No contexto social vigente, movido pelo individualismo e busca pela competitividade crescente, as sensações citadas anteriormente aproximam o risco da fuga da realidade e da solidão. Moretti e Machado (2004), em um artigo jornalístico, relatam que os indivíduos impossibilitados de lidar com a competição entre personalidades exibicionistas e autocentradas, que buscam o máximo desempenho numa "cultura do narcisismo, podem sucumbir. Sobre este mesmo assunto, Telles (2006), enfatiza que o rompimento do narcisismo primário é fonte de agressividade, visto que é colocada ao indivíduo uma primeira noção de limite entre este e o outro. Tal agressividade permanece latente nas pessoas.

Em "O mal-estar na civilização", Freud (1930) relata que a psique é a responsável pelo mal estar humano.
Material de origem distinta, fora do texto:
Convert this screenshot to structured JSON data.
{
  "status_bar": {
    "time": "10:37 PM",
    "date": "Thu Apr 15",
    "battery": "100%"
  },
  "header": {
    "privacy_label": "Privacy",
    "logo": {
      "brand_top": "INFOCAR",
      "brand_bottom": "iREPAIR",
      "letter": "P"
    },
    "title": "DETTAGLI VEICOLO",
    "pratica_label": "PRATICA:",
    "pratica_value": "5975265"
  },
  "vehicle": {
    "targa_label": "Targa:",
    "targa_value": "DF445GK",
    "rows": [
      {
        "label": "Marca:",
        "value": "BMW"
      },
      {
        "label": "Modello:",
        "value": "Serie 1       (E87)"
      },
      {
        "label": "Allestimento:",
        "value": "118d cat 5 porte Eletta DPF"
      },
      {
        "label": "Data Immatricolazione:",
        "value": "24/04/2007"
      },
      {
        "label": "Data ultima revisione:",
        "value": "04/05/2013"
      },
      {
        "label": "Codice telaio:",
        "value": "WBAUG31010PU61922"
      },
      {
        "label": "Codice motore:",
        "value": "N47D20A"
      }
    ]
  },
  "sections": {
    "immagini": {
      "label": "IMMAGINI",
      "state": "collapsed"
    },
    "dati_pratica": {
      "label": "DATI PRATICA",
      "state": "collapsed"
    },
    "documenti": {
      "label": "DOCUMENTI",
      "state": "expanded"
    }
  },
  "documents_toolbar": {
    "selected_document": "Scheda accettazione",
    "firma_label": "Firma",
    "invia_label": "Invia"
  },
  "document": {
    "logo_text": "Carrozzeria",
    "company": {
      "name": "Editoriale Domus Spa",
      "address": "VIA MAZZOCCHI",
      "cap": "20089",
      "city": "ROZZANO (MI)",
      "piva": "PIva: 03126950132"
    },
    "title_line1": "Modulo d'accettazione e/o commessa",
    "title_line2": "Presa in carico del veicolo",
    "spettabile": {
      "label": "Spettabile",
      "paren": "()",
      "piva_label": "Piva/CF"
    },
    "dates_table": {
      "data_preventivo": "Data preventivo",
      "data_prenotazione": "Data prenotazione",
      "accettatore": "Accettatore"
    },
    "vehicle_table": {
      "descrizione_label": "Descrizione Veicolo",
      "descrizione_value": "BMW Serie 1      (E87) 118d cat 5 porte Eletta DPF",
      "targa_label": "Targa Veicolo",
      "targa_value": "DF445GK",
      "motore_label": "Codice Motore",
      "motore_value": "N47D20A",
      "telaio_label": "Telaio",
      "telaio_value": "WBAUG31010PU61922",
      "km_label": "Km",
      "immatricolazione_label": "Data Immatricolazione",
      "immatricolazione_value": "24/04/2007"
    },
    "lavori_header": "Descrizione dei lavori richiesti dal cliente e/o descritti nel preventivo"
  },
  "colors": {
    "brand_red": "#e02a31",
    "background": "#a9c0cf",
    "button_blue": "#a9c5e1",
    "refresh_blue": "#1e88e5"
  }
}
Para superar tais dificuldades o homem passou a sublimar, ou seja, utilizar satisfações substitutivas, freqüentemente eficazes para compensar as dificuldades da vida. O autor também assinala as três fontes de sofrimento humano: a força da natureza, a fragilidade do corpo e a insuficiência de métodos para regular as relações sociais. A ênfase é dada ao convívio social, pois trocamos a possibilidade de felicidade pulsional pela segurança do grupo, ou seja, há um pacto entre sujeito e sociedade, no qual o sujeito pensa que receberá algo em troca e em contrapartida não recebe, pois as instituições não cumprem suas funções. Desta forma, estas acabam produzindo outra violência por abandonar os indivíduos com seus próprios impulsos no desamparo. Cabe aqui a sugestão de Endo (2005) de que a compreensão da violência urbana não pode ser feita sem que sejam esclarecidas "as concepções e os desejos latentes ou manifestos sobre o próprio corpo e o corpo dos outros."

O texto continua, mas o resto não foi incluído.